Das Gesetz Violence Against Persons Prohibition Act (VAPP) befasst sich mit sexueller, körperlicher, psychologischer und sozioökonomischer Gewalt sowie mit schädlichen traditionellen Praktiken. Laut dem VAPP stellen häusliche Gewalt, gewaltsames Hinauswerfen des Ehepartners aus der gemeinsamen Wohnung, erzwungene finanzielle Abhängigkeit, verletzende Witwenzeremonien, Genitalverstümmelung (FGM/C) usw. Straftatbestände dar. Opfer haben Anspruch auf umfassende medizinische, psychologische, soziale und rechtliche Unterstützung. Mit Stand März 2018 ist das Gesetz erst im Federal Capital Territory (FCT) und den Bundesstaaten Anambra, Ebonyi und Oyo gültig, in anderen Bundesstaaten erst, sobald es dort verabschiedet wird (USDOS 13.3.2019).

Häusliche Gewalt ist weit verbreitet und wird sozial akzeptiert, die Polizei schreitet oft nicht ein. In ländlichen Gebieten zögern Polizei und Gerichte, in Fällen aktiv zu werden, in welchen die Gewalt das traditionell akzeptierte Ausmaß des jeweiligen Gebietes nicht übersteigt (USDOS 13.3.2019).

Geschlechtsspezifische Gewalt ist in Nigeria auf nationaler Ebene nicht unter Strafe gestellt. Einige Bundesstaaten, hauptsächlich im Süden gelegene, haben Gesetze, die geschlechtsspezifische Gewalt verbieten oder versuchen bestimmte Rechte zu schützen. Für häusliche Gewalt sieht das VAPP eine Haftstrafe von maximal drei Jahren, eine Geldstrafe von höchstens 200.000 Naira oder eine Kombination von Haft- und Geldstrafe vor (USDOS 20.4.2018).

Vergewaltigung steht unter Strafe. Gemäß dem VAPP beträgt das Strafmaß zwischen zwölf Jahren und lebenslänglicher Haft. Es sieht auch ein öffentliches Register von verurteilten Sexualstraftätern vor. Auf lokaler Ebene sollen Schutzbeamte ernannt werden, die sich mit Gerichten koordinieren und dafür sorgen sollen, dass die Opfer relevante Unterstützung bekommen. Das Gesetz enthält auch eine Bestimmung, welche Gerichte dazu ermächtigt, Vergewaltigungsopfern eine angemessene Entschädigung zuzusprechen. Vergewaltigungen bleiben aber weit verbreitet. Aus einer Studie geht hervor, dass der erste sexuelle Kontakt bei drei von zehn Mädchen im Alter von 10 bis 19 Jahren eine Vergewaltigung war (USDOS 13.3.2019).

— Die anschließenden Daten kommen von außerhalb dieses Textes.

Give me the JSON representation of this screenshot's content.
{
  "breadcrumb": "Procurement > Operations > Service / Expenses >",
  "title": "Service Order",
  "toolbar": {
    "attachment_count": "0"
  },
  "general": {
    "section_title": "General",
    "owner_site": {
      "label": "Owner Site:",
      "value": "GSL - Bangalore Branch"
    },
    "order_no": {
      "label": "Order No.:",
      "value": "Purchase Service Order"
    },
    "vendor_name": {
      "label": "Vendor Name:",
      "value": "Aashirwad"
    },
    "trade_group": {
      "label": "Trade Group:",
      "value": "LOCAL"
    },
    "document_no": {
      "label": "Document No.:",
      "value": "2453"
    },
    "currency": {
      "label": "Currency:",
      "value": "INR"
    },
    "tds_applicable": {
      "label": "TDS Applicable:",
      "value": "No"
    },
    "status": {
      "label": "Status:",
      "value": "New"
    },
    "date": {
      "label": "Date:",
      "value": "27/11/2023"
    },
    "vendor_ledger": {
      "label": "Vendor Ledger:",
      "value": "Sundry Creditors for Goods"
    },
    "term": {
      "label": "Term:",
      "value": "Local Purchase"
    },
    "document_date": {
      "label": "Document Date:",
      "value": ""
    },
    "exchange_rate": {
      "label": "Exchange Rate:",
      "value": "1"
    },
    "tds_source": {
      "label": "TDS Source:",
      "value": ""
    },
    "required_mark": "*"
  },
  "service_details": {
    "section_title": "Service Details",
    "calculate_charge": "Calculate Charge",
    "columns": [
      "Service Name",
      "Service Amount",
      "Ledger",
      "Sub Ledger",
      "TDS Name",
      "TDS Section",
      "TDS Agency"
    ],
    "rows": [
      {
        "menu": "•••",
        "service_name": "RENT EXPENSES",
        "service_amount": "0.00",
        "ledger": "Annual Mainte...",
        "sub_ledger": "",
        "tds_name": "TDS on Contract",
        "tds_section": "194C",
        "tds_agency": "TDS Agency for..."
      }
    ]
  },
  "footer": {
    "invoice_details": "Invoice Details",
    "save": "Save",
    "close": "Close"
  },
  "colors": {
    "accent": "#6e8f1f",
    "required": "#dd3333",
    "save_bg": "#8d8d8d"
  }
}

Das Bundesgesetz kriminalisiert seit 2015 FGM/C auf nationaler Ebene (USDOS 13.3.2019; vgl. AA 10.12.2018; GIZ 4.2019b), dieses Gesetz ist aber bisher nur in einzelnen Bundesstaaten umgesetzt worden (AA 10.12.2018), nach anderen Angaben gilt es bis dato nur im Federal Capital Territory. 13 andere Bundesstaaten haben ähnliche Gesetze verabschiedet (EASO 11.2018b). Die Regierung unternahm im Jahr 2018 keine Anstrengungen, FGM/C zu unterbinden (USDOS 13.3.2019). Andererseits wird mit unterschiedlichen Aufklärungskampagnen versucht, einen Bewusstseinswandel einzuleiten. Bei der Verbreitung gibt es erhebliche regionale Unterschiede. In einigen - meist ländlichen - Regionen im Südwesten und in der Region Süd-Süd ist die Praxis weit verbreitet, im Norden eher weniger (AA 10.12.2018). Während im Jahr 2013 der Anteil beschnittener Mädchen und Frauen noch bei 24,8 Prozent lag, waren es 2017 nur noch 18,4 Prozent (EASO 11.2018b).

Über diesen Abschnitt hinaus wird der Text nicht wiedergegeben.